You’ve spent your whole career championing creative control and autonomy for Indigenous people in cinema and TV. Do you feel like you achieved that with this project?
The Montreal-based production company that co-produced the show, Rezolution Pictures, is Indigenous-owned. When we partnered with our other co-producer, Original Pictures, with the experience of someone as seasoned as Kim Todd, it was so important to maintain this creative autonomy through an Indigenous lens in terms of hiring, creation and storytelling.

It taught me a lot about the importance of Indigenous leadership, specifically with Indigenous stories, because we rely so heavily on community. Those relationships have to be built, nurtured and respected. We are accountable to those relationships in ways that non-Indigenous people aren’t, because we exist in our community forever. I take that role very seriously.

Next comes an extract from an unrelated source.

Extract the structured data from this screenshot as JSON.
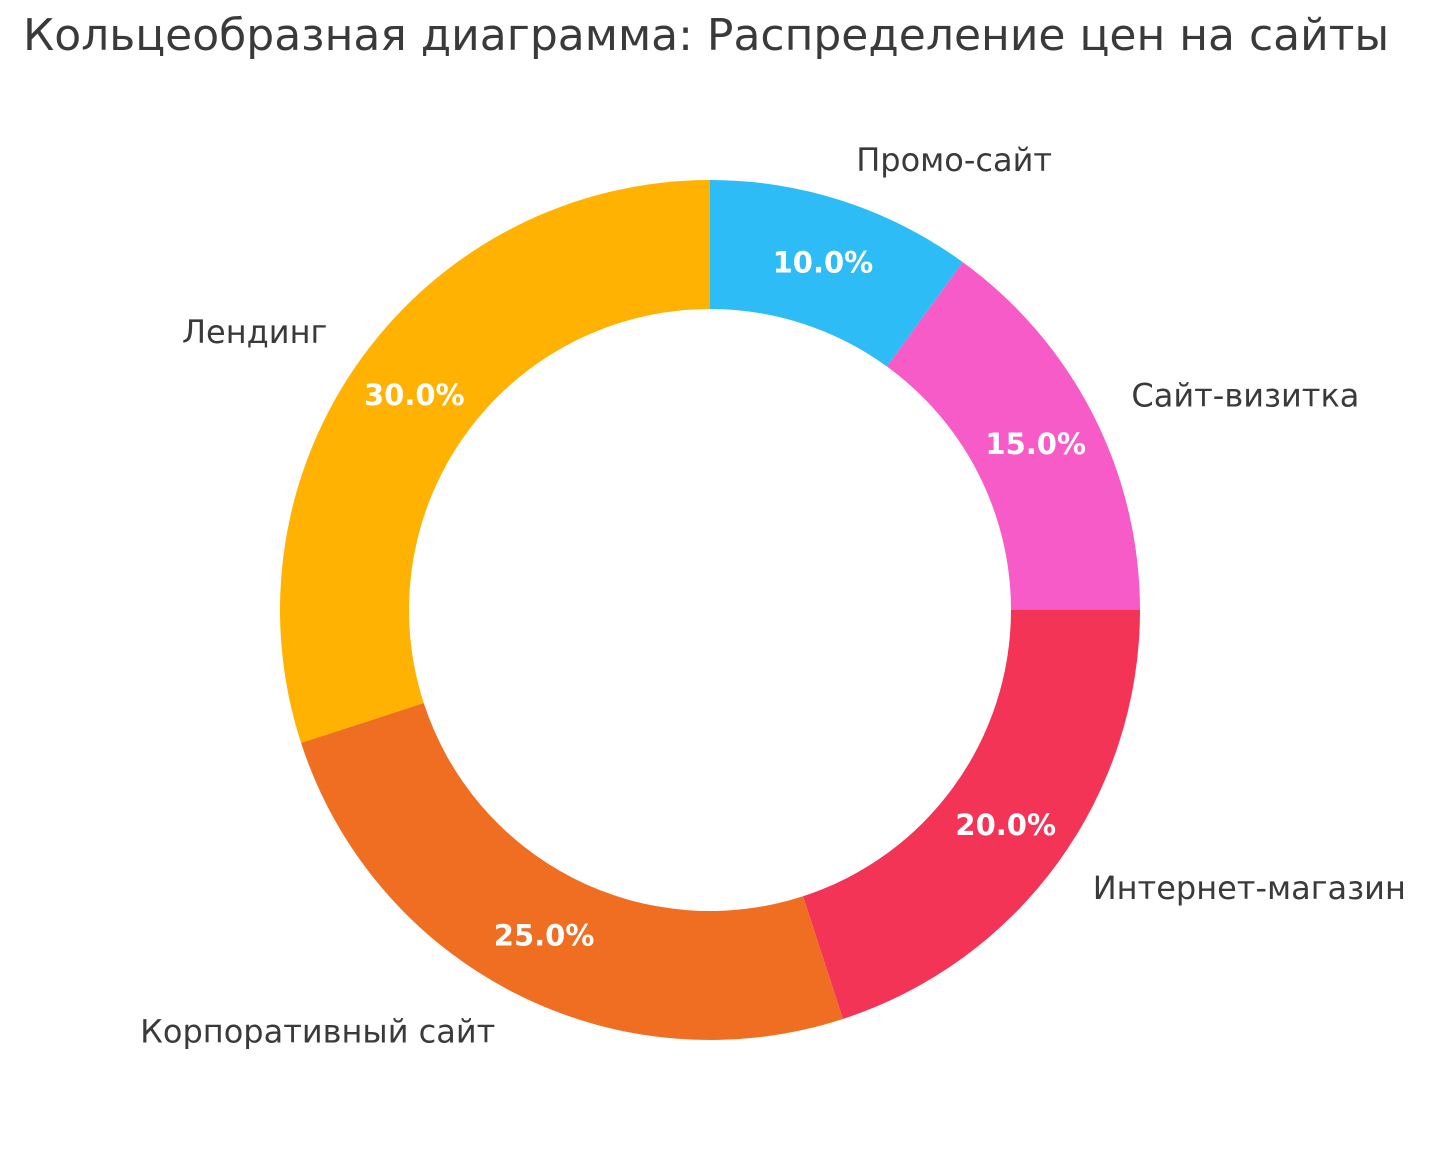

Back to awards season: How did you feel about Killers of the Flower Moon and Lily Gladstone’s Golden Globes win?
I was triggered by the film. I didn’t love that it centered a white guy when the story really belongs to Lily Gladstone’s character, Mollie Burkhart, because of what she did in real life: going to Washington, leading the investigation and essentially storming the castle. The fact that her story was sidelined was extremely upsetting. However, that was offset by Lily’s exquisite performance, by her strength, and by all of the people from the Osage Nation who came together to support the creation of the project. It’s 2024, and we only just saw Indigenous representation at the Academy Awards. It would have been nice to see Lily win an Oscar, but to me, we’ve already won because of that.

This interview has been edited for length and clarity.